A CareerBuilder.com study reported that more than one-quarter of managers admitted to feeling unprepared when they started managing others, and a full 58% of managers said they had not received ANY
management training. Most managers are promoted because they are good at what they do, not because they are good at leading and managing others.
Sub-par leaders directly impact employee engagement and ultimately the company's bottom line. Ineffective managers lead to problems with retention, low customer satisfaction levels and reduced productivity. So what are some of the issues bad managers have and how can they be addressed? Some of the biggest concerns attributed to bad management include lack of communication, micromanagement, and unclear expectations.
Lack of communication leads to misunderstandings, distrust and dampens employee engagement and motivation. Good communication skills are a difficult trait to master, but they can be learned. More importantly though is that managers need to buy in to the value that better communication brings to the workplace, and thus commit themselves to improving.
Unclear expectations can be a result of poor communication, but whatever the cause it leads to employee frustration and disengagement. This ultimately makes a team lack direction and become highly inefficient. Leaders cannot just spout vague clichés about a company's vision and priorities. They need to clarify that everyone has the same definition of what a company's goals are and what comes first. These expectations need to be clearly reinforced and shown in the manager's actions as well as words.

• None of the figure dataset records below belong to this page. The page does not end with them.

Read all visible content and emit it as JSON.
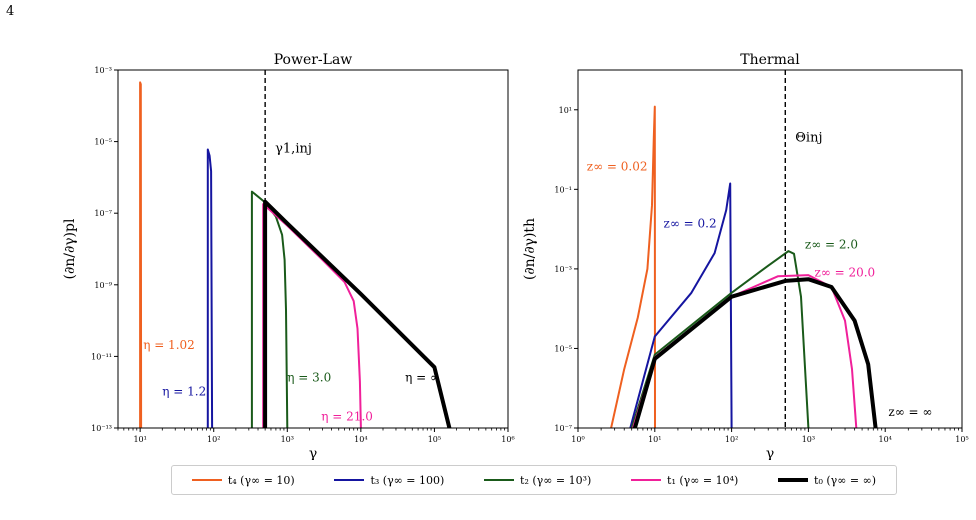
{
  "page_number": "4",
  "colors": {
    "t4": "#ef6020",
    "t3": "#1515a0",
    "t2": "#1a5a1a",
    "t1": "#f0209a",
    "t0": "#000000"
  },
  "legend": [
    {
      "label": "t₄ (γ∞ = 10)",
      "color": "#ef6020",
      "width": 2
    },
    {
      "label": "t₃ (γ∞ = 100)",
      "color": "#1515a0",
      "width": 2
    },
    {
      "label": "t₂ (γ∞ = 10³)",
      "color": "#1a5a1a",
      "width": 2
    },
    {
      "label": "t₁ (γ∞ = 10⁴)",
      "color": "#f0209a",
      "width": 2
    },
    {
      "label": "t₀ (γ∞ = ∞)",
      "color": "#000000",
      "width": 4
    }
  ],
  "chart_data": [
    {
      "type": "line",
      "title": "Power-Law",
      "xlabel": "γ",
      "ylabel": "(∂n/∂γ)pl",
      "xscale": "log",
      "yscale": "log",
      "xlim": [
        5,
        1000000
      ],
      "ylim": [
        1e-13,
        0.001
      ],
      "xticks": [
        {
          "value": 10,
          "label": "10¹"
        },
        {
          "value": 100,
          "label": "10²"
        },
        {
          "value": 1000,
          "label": "10³"
        },
        {
          "value": 10000,
          "label": "10⁴"
        },
        {
          "value": 100000,
          "label": "10⁵"
        },
        {
          "value": 1000000,
          "label": "10⁶"
        }
      ],
      "yticks": [
        {
          "value": 1e-13,
          "label": "10⁻¹³"
        },
        {
          "value": 1e-11,
          "label": "10⁻¹¹"
        },
        {
          "value": 1e-09,
          "label": "10⁻⁹"
        },
        {
          "value": 1e-07,
          "label": "10⁻⁷"
        },
        {
          "value": 1e-05,
          "label": "10⁻⁵"
        },
        {
          "value": 0.001,
          "label": "10⁻³"
        }
      ],
      "vline": {
        "x": 500,
        "label": "γ1,inj",
        "label_y": 5e-06
      },
      "series": [
        {
          "key": "t4",
          "width": 2,
          "points": [
            [
              10,
              1e-13
            ],
            [
              10,
              0.00045
            ],
            [
              10.2,
              0.0004
            ],
            [
              10.3,
              1e-13
            ]
          ]
        },
        {
          "key": "t3",
          "width": 2,
          "points": [
            [
              83,
              1e-13
            ],
            [
              83,
              6e-06
            ],
            [
              88,
              4e-06
            ],
            [
              92,
              1.5e-06
            ],
            [
              95,
              1e-13
            ]
          ]
        },
        {
          "key": "t2",
          "width": 2,
          "points": [
            [
              330,
              1e-13
            ],
            [
              330,
              4e-07
            ],
            [
              500,
              2e-07
            ],
            [
              700,
              8e-08
            ],
            [
              850,
              2.5e-08
            ],
            [
              920,
              5e-09
            ],
            [
              960,
              2e-10
            ],
            [
              1000,
              1e-13
            ]
          ]
        },
        {
          "key": "t1",
          "width": 2,
          "points": [
            [
              470,
              1e-13
            ],
            [
              470,
              1.8e-07
            ],
            [
              1000,
              4.5e-08
            ],
            [
              3000,
              5e-09
            ],
            [
              6000,
              1.2e-09
            ],
            [
              8000,
              3.5e-10
            ],
            [
              9000,
              6e-11
            ],
            [
              9700,
              2e-12
            ],
            [
              10000,
              1e-13
            ]
          ]
        },
        {
          "key": "t0",
          "width": 4,
          "points": [
            [
              500,
              1e-13
            ],
            [
              500,
              2.1e-07
            ],
            [
              1000,
              5.2e-08
            ],
            [
              10000,
              5.5e-10
            ],
            [
              100000,
              5e-12
            ],
            [
              160000,
              1e-13
            ]
          ]
        }
      ],
      "annotations": [
        {
          "text": "η = 1.02",
          "x": 11,
          "y": 1.6e-11,
          "key": "t4"
        },
        {
          "text": "η = 1.2",
          "x": 20,
          "y": 8e-13,
          "key": "t3"
        },
        {
          "text": "η = 3.0",
          "x": 1000,
          "y": 2e-12,
          "key": "t2"
        },
        {
          "text": "η = 21.0",
          "x": 2900,
          "y": 1.6e-13,
          "key": "t1"
        },
        {
          "text": "η = ∞",
          "x": 40000,
          "y": 2e-12,
          "key": "t0"
        }
      ]
    },
    {
      "type": "line",
      "title": "Thermal",
      "xlabel": "γ",
      "ylabel": "(∂n/∂γ)th",
      "xscale": "log",
      "yscale": "log",
      "xlim": [
        1,
        100000
      ],
      "ylim": [
        1e-07,
        100
      ],
      "xticks": [
        {
          "value": 1,
          "label": "10⁰"
        },
        {
          "value": 10,
          "label": "10¹"
        },
        {
          "value": 100,
          "label": "10²"
        },
        {
          "value": 1000,
          "label": "10³"
        },
        {
          "value": 10000,
          "label": "10⁴"
        },
        {
          "value": 100000,
          "label": "10⁵"
        }
      ],
      "yticks": [
        {
          "value": 1e-07,
          "label": "10⁻⁷"
        },
        {
          "value": 1e-05,
          "label": "10⁻⁵"
        },
        {
          "value": 0.001,
          "label": "10⁻³"
        },
        {
          "value": 0.1,
          "label": "10⁻¹"
        },
        {
          "value": 10,
          "label": "10¹"
        }
      ],
      "vline": {
        "x": 500,
        "label": "Θinj",
        "label_y": 1.6
      },
      "series": [
        {
          "key": "t4",
          "width": 2,
          "points": [
            [
              2.7,
              1e-07
            ],
            [
              4,
              3e-06
            ],
            [
              6,
              6e-05
            ],
            [
              8,
              0.001
            ],
            [
              9.2,
              0.04
            ],
            [
              9.7,
              2
            ],
            [
              10,
              12
            ],
            [
              10.05,
              1e-07
            ]
          ]
        },
        {
          "key": "t3",
          "width": 2,
          "points": [
            [
              4.8,
              1e-07
            ],
            [
              10,
              2e-05
            ],
            [
              30,
              0.00025
            ],
            [
              60,
              0.0025
            ],
            [
              85,
              0.03
            ],
            [
              96,
              0.14
            ],
            [
              100,
              1e-07
            ]
          ]
        },
        {
          "key": "t2",
          "width": 2,
          "points": [
            [
              5,
              1e-07
            ],
            [
              10,
              7e-06
            ],
            [
              100,
              0.00025
            ],
            [
              300,
              0.0012
            ],
            [
              550,
              0.0028
            ],
            [
              650,
              0.0024
            ],
            [
              800,
              0.0002
            ],
            [
              1000,
              1e-07
            ]
          ]
        },
        {
          "key": "t1",
          "width": 2,
          "points": [
            [
              5.2,
              1e-07
            ],
            [
              10,
              6e-06
            ],
            [
              100,
              0.0002
            ],
            [
              400,
              0.00065
            ],
            [
              1000,
              0.0007
            ],
            [
              2000,
              0.00035
            ],
            [
              3000,
              5e-05
            ],
            [
              3700,
              3e-06
            ],
            [
              4200,
              1e-07
            ]
          ]
        },
        {
          "key": "t0",
          "width": 4,
          "points": [
            [
              5.5,
              1e-07
            ],
            [
              10,
              5.5e-06
            ],
            [
              100,
              0.0002
            ],
            [
              500,
              0.0005
            ],
            [
              1000,
              0.00055
            ],
            [
              2000,
              0.00035
            ],
            [
              4000,
              5e-05
            ],
            [
              6000,
              4e-06
            ],
            [
              7500,
              1e-07
            ]
          ]
        }
      ],
      "annotations": [
        {
          "text": "z∞ = 0.02",
          "x": 1.3,
          "y": 0.3,
          "key": "t4"
        },
        {
          "text": "z∞ = 0.2",
          "x": 13,
          "y": 0.011,
          "key": "t3"
        },
        {
          "text": "z∞ = 2.0",
          "x": 900,
          "y": 0.0033,
          "key": "t2"
        },
        {
          "text": "z∞ = 20.0",
          "x": 1200,
          "y": 0.00065,
          "key": "t1"
        },
        {
          "text": "z∞ = ∞",
          "x": 11000,
          "y": 2e-07,
          "key": "t0"
        }
      ]
    }
  ]
}
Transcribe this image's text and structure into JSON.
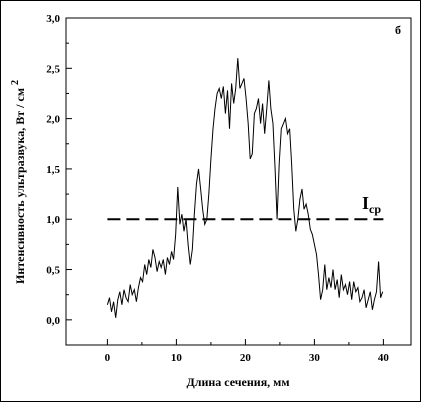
{
  "chart_data": {
    "type": "line",
    "panel_label": "б",
    "xlabel": "Длина сечения, мм",
    "ylabel_main": "Интенсивность ультразвука, Вт / см",
    "ylabel_sup": "2",
    "xlim": [
      -6,
      44
    ],
    "ylim": [
      -0.25,
      3.0
    ],
    "xticks": [
      0,
      10,
      20,
      30,
      40
    ],
    "xtick_labels": [
      "0",
      "10",
      "20",
      "30",
      "40"
    ],
    "yticks": [
      0.0,
      0.5,
      1.0,
      1.5,
      2.0,
      2.5,
      3.0
    ],
    "ytick_labels": [
      "0,0",
      "0,5",
      "1,0",
      "1,5",
      "2,0",
      "2,5",
      "3,0"
    ],
    "grid": false,
    "reference_line": {
      "label_main": "I",
      "label_sub": "ср",
      "y": 1.0,
      "x_range": [
        0,
        40
      ],
      "style": "dashed"
    },
    "series": [
      {
        "x": [
          0.0,
          0.3,
          0.6,
          0.9,
          1.2,
          1.5,
          1.8,
          2.1,
          2.4,
          2.7,
          3.0,
          3.3,
          3.6,
          3.9,
          4.2,
          4.5,
          4.8,
          5.1,
          5.4,
          5.7,
          6.0,
          6.3,
          6.6,
          6.9,
          7.2,
          7.5,
          7.8,
          8.1,
          8.4,
          8.7,
          9.0,
          9.3,
          9.6,
          9.9,
          10.2,
          10.5,
          10.8,
          11.1,
          11.4,
          11.7,
          12.0,
          12.3,
          12.6,
          12.9,
          13.2,
          13.5,
          13.8,
          14.1,
          14.4,
          14.7,
          15.0,
          15.3,
          15.6,
          15.9,
          16.2,
          16.5,
          16.8,
          17.1,
          17.4,
          17.7,
          18.0,
          18.3,
          18.6,
          18.9,
          19.2,
          19.5,
          19.8,
          20.1,
          20.4,
          20.7,
          21.0,
          21.3,
          21.6,
          21.9,
          22.2,
          22.5,
          22.8,
          23.1,
          23.4,
          23.7,
          24.0,
          24.3,
          24.6,
          24.9,
          25.2,
          25.5,
          25.8,
          26.1,
          26.4,
          26.7,
          27.0,
          27.3,
          27.6,
          27.9,
          28.2,
          28.5,
          28.8,
          29.1,
          29.4,
          29.7,
          30.0,
          30.3,
          30.6,
          30.9,
          31.2,
          31.5,
          31.8,
          32.1,
          32.4,
          32.7,
          33.0,
          33.3,
          33.6,
          33.9,
          34.2,
          34.5,
          34.8,
          35.1,
          35.4,
          35.7,
          36.0,
          36.3,
          36.6,
          36.9,
          37.2,
          37.5,
          37.8,
          38.1,
          38.4,
          38.7,
          39.0,
          39.3,
          39.6,
          39.9
        ],
        "y": [
          0.15,
          0.22,
          0.08,
          0.18,
          0.02,
          0.2,
          0.28,
          0.15,
          0.3,
          0.22,
          0.18,
          0.35,
          0.25,
          0.3,
          0.18,
          0.32,
          0.42,
          0.38,
          0.55,
          0.45,
          0.6,
          0.52,
          0.7,
          0.62,
          0.48,
          0.58,
          0.52,
          0.6,
          0.45,
          0.62,
          0.55,
          0.68,
          0.6,
          0.85,
          1.32,
          0.95,
          1.05,
          0.88,
          1.0,
          0.75,
          0.55,
          0.7,
          1.05,
          1.35,
          1.5,
          1.3,
          1.1,
          0.95,
          1.0,
          1.25,
          1.6,
          1.9,
          2.1,
          2.25,
          2.3,
          2.2,
          2.32,
          2.05,
          2.28,
          1.9,
          2.35,
          2.15,
          2.3,
          2.6,
          2.3,
          2.35,
          2.4,
          2.2,
          1.95,
          1.6,
          1.65,
          2.05,
          2.1,
          2.2,
          1.95,
          2.15,
          1.85,
          2.1,
          2.38,
          2.1,
          1.95,
          1.5,
          1.0,
          1.55,
          1.9,
          1.95,
          2.0,
          1.85,
          1.9,
          1.55,
          1.1,
          0.88,
          1.0,
          1.2,
          1.3,
          1.1,
          1.15,
          1.05,
          0.9,
          0.85,
          0.75,
          0.65,
          0.45,
          0.2,
          0.3,
          0.55,
          0.3,
          0.42,
          0.32,
          0.5,
          0.3,
          0.4,
          0.22,
          0.45,
          0.3,
          0.35,
          0.25,
          0.38,
          0.2,
          0.38,
          0.28,
          0.32,
          0.18,
          0.22,
          0.3,
          0.12,
          0.2,
          0.28,
          0.1,
          0.2,
          0.28,
          0.58,
          0.22,
          0.28
        ]
      }
    ]
  }
}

Micromanagement is perhaps the quickest way for employee morale to plummet. Managers who cannot let go and let team members do what they are employed to do create not only very inefficient teams, but the manager loses the team's trust and enthusiasm as well. Sure it is important to keep track of how a project is coming along, but equally important is the need to trust your team and inspire them to do their very best. That cannot happen if you are doing the job for them, or looking over their shoulder every other second.
These are some of the most prevalent management issues, but there are many others and new ones developing as the workforce changes. So if you own a company or have the authority to do so, make sure that you support your managers with leadership & communication training as well as other continuous improvement initiatives. If you are a struggling manager yourself, talk to upper management about leadership training. If they will not provide it, invest in yourself and your team anyway outside of the work day. The rewards will be well worth the cost, both for your personal career and for the productivity of your team.
By Ann Condon - Communication Manager, E.A. Dion, Inc.